ATLANTA, Ga. (CBS46) -- Earlier this year, Georgia became the 47th state to enact hate crime legislation.
The law ensures crimes motivated by a victim's race, religion, or sexual orientation carry additional penalties. But what it doesn't do is protect those same victims from discrimination.
One local lawmaker is hoping to change that, one city at a time.
Stephe Koontz, who broke barriers and became the state’s only transgender elected official, thinks the state waited too long to start paying attention.
"People have had to die before the state took notice," Koontz said.
Koontz won a seat on the Doraville city council in 2017 and is now mayor pro tem.
"The community in Doraville was open enough to vote the first trans elected official in the state and that tells me the people here don't discriminate and have open minds," Koontz said.
Despite the doubts of others, Koontz pressed forward with the dream of running for office.
"I've wanted to run for public office for a decade and everyone told me you're unelectable… there’s no way a trans person will get elected in Georgia,” Koontz said.
"The fact that that happened in the south sends a signal things are changing, people’s minds are opening up and we're becoming a better company because of it.”
Now Koontz wants to see even more change in the state -- with the passage of anti-discrimination laws. Though Georgia already has a hate crimes bill -- which passed this year, Koontz wants to see broader legislation that prevents discrimination.

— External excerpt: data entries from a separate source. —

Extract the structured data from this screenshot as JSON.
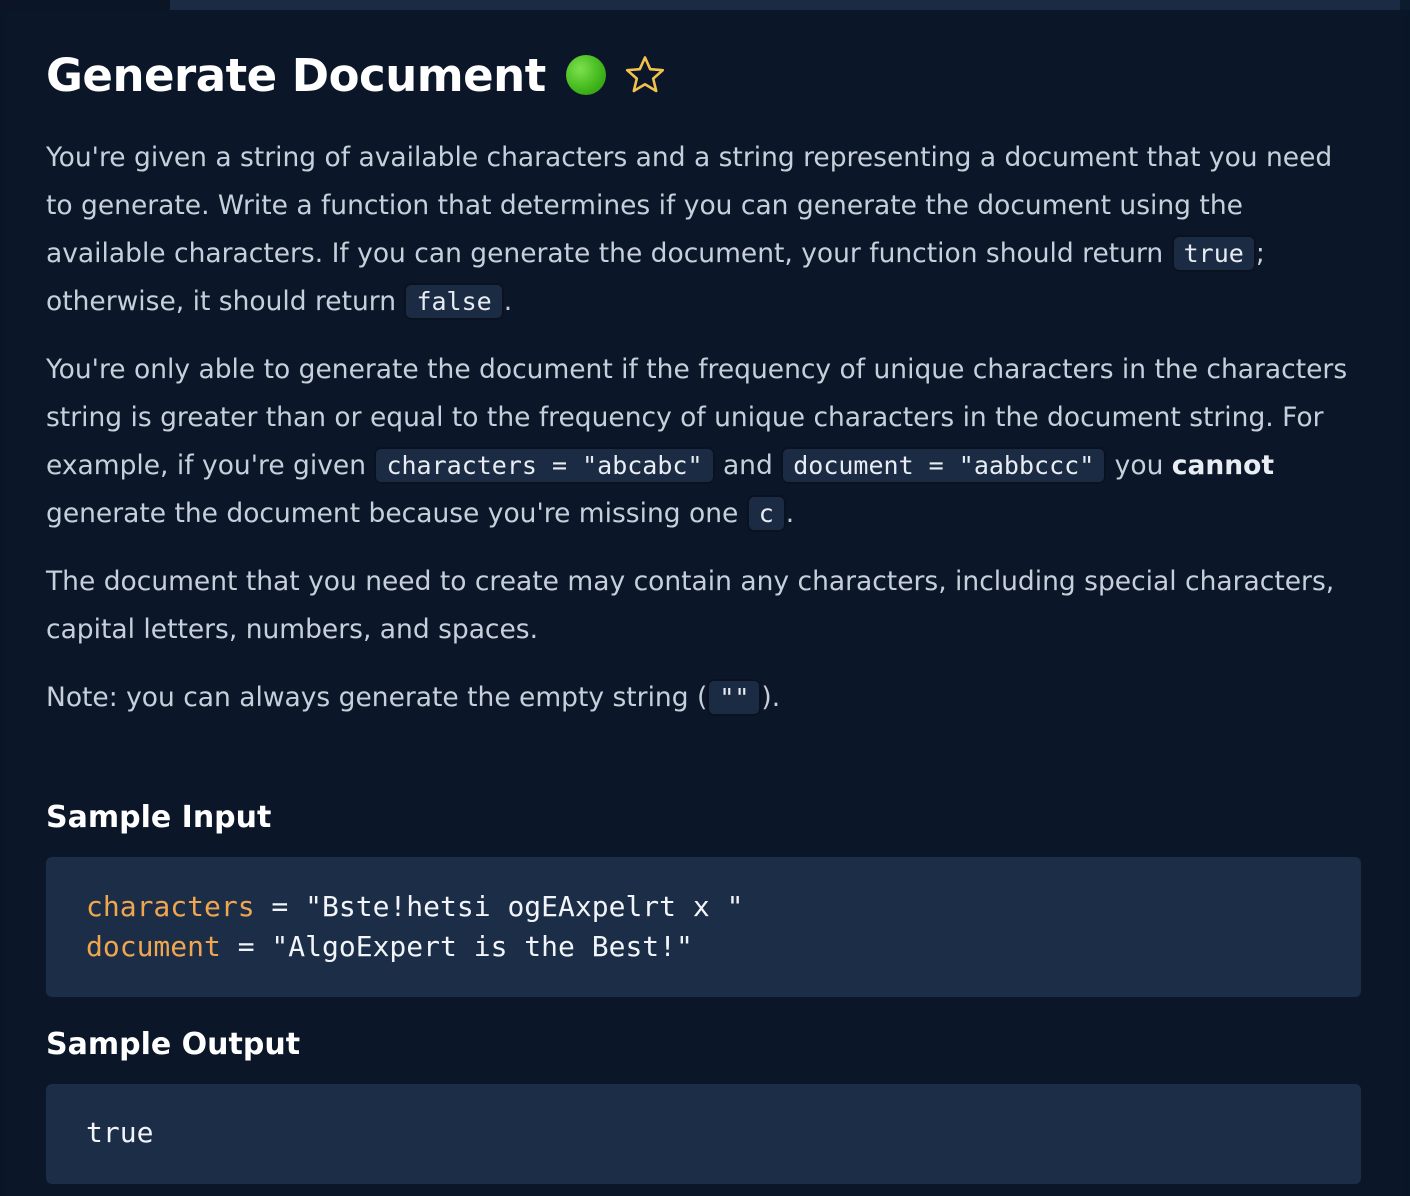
{
  "problem": {
    "title": "Generate Document",
    "status_color": "#4cc22a",
    "star_icon": "star-outline-icon",
    "star_color": "#f2c14e"
  },
  "description": {
    "p1": {
      "t1": "You're given a string of available characters and a string representing a document that you need to generate. Write a function that determines if you can generate the document using the available characters. If you can generate the document, your function should return ",
      "c1": "true",
      "t2": "; otherwise, it should return ",
      "c2": "false",
      "t3": "."
    },
    "p2": {
      "t1": "You're only able to generate the document if the frequency of unique characters in the characters string is greater than or equal to the frequency of unique characters in the document string. For example, if you're given ",
      "c1": "characters = \"abcabc\"",
      "t2": " and ",
      "c2": "document = \"aabbccc\"",
      "t3": " you ",
      "b1": "cannot",
      "t4": " generate the document because you're missing one ",
      "c3": "c",
      "t5": "."
    },
    "p3": {
      "t1": "The document that you need to create may contain any characters, including special characters, capital letters, numbers, and spaces."
    },
    "p4": {
      "t1": "Note: you can always generate the empty string (",
      "c1": "\"\"",
      "t2": ")."
    }
  },
  "sample_input": {
    "heading": "Sample Input",
    "lines": [
      {
        "name": "characters",
        "rest": " = \"Bste!hetsi ogEAxpelrt x \""
      },
      {
        "name": "document",
        "rest": " = \"AlgoExpert is the Best!\""
      }
    ],
    "name_color": "#f0a64f"
  },
  "sample_output": {
    "heading": "Sample Output",
    "value": "true"
  }
}
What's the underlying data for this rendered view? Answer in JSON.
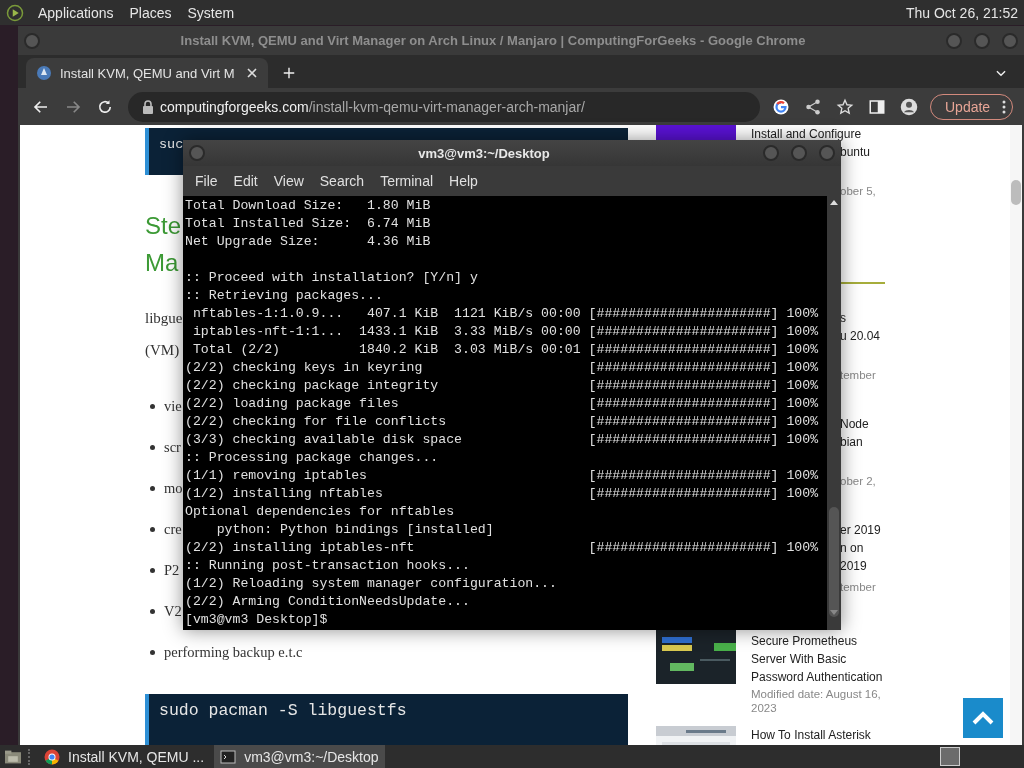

Georgia is just one of three states that still doesn't have an anti-discrimination law on the books.
“Violent crimes are the end result of systemic discrimination... it starts with language and turning people down from renting apartment serving in restaurant,” said Koontz.
It's that kind of discrimination that motivated Koontz to develop Doraville's antidiscrimination ordinance last year. Koontz has since used that ordinance as a template for legislation in Smyrna, Brookhaven and others.